Whatever the offence, our ability to forgive cannot be rushed. We need time to confront our hurt and to face our wounds head-on. Then only , are we ready to forgive. We often hear of fights between mothers-in-law and daughters-in-law. But one smart daughter-in-law began to ignore her mother-in-law’s harsh criticism repeatedly. One day the mother-in-law told her daughter-in-law, “I don’t think you take me seriously.” The daughter-in-law calmly said, “I don’t take all your criticisms seriously, but I take you seriously.” That was the beginning of a new relationship between them.

Love’s power

Almost all of us, sometime or other, have been deeply hurt, knowingly or unknowingly, by someone we love. They may be our parents, lovers, spouses, children or friends we trusted and cared about. If we feel the treatment we received was completely unfair or undeserved, it may continue to fester and leave us with a permanent scar unless we forgive the offender. Fortunately, love’s power to forgive is stronger than hate’s power to take revenge. By forgiving wrongdoers we bring fairness into this unfair world. If we do not forgive, our wounds can turn into hate.
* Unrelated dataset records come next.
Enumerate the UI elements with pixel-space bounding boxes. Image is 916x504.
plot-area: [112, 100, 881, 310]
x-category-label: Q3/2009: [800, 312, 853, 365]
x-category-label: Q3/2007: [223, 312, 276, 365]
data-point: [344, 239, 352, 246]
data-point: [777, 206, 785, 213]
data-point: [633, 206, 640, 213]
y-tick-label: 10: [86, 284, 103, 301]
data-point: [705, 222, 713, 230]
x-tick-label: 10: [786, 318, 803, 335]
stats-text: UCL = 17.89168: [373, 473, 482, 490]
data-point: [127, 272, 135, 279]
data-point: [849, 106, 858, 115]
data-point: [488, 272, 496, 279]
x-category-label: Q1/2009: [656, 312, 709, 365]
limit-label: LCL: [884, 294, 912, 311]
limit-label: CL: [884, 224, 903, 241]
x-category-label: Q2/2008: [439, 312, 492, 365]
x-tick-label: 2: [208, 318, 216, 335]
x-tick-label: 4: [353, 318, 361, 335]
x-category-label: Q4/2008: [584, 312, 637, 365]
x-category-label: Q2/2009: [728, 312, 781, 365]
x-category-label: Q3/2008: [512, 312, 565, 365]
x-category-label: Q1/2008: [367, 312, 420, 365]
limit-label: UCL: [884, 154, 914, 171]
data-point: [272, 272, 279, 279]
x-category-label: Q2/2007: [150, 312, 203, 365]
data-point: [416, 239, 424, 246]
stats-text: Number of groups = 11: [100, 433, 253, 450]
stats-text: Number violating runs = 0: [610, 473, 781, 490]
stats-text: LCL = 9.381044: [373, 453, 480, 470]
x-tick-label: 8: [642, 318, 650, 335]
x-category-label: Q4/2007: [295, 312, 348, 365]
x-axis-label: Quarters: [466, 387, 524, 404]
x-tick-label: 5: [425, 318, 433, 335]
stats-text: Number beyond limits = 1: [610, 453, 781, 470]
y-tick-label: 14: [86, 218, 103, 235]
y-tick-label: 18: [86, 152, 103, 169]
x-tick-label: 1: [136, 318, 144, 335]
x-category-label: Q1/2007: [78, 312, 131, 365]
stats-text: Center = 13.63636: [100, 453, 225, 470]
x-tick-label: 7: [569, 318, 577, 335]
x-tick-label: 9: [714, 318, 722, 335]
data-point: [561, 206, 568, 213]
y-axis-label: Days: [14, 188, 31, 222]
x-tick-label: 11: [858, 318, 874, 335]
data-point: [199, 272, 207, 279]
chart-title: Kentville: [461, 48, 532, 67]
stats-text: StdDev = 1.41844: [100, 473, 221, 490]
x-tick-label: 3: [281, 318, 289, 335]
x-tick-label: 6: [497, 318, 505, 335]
There are certain misconceptions about the art of forgiving. Does forgiving someone mean losing your dignity? It is a myth. As the hate habit is hard to break, you have to be extra patient. Being human, all of us have our own brand of frailties. Therefore, you cannot expect others to be made in your image. Look around the world where people ask for an eye for an eye, or a tooth for a tooth. All of them will perish. As Mahatma Gandhi said, “If we insist on an eye for an eye, the whole world will be blind.”

Young people may not meet totally good or totally bad people. What is important is that there is no reason to be ashamed of human errors. A declaration of forgiveness may appear to be naïve, weak, utopian, and even outrageous. Many members of the Dexter Avenue Baptist Church endured harassment, threats, beatings and house-bombings in the 1950s. They met Rev. Martin Luther King Jr. for advice.

Rev. Martin Luther King Jr. reminded them what Jesus Christ had said, “Love your enemy.” We never get rid of an enemy by meeting hate with hate. We get rid of an enemy by getting rid of enmity. Those who forgive restore the self-worth to the offender. They experience such peace that they lose the urge to retaliate. Such people begin to live as freer persons, unshackled by the weight of the hurt.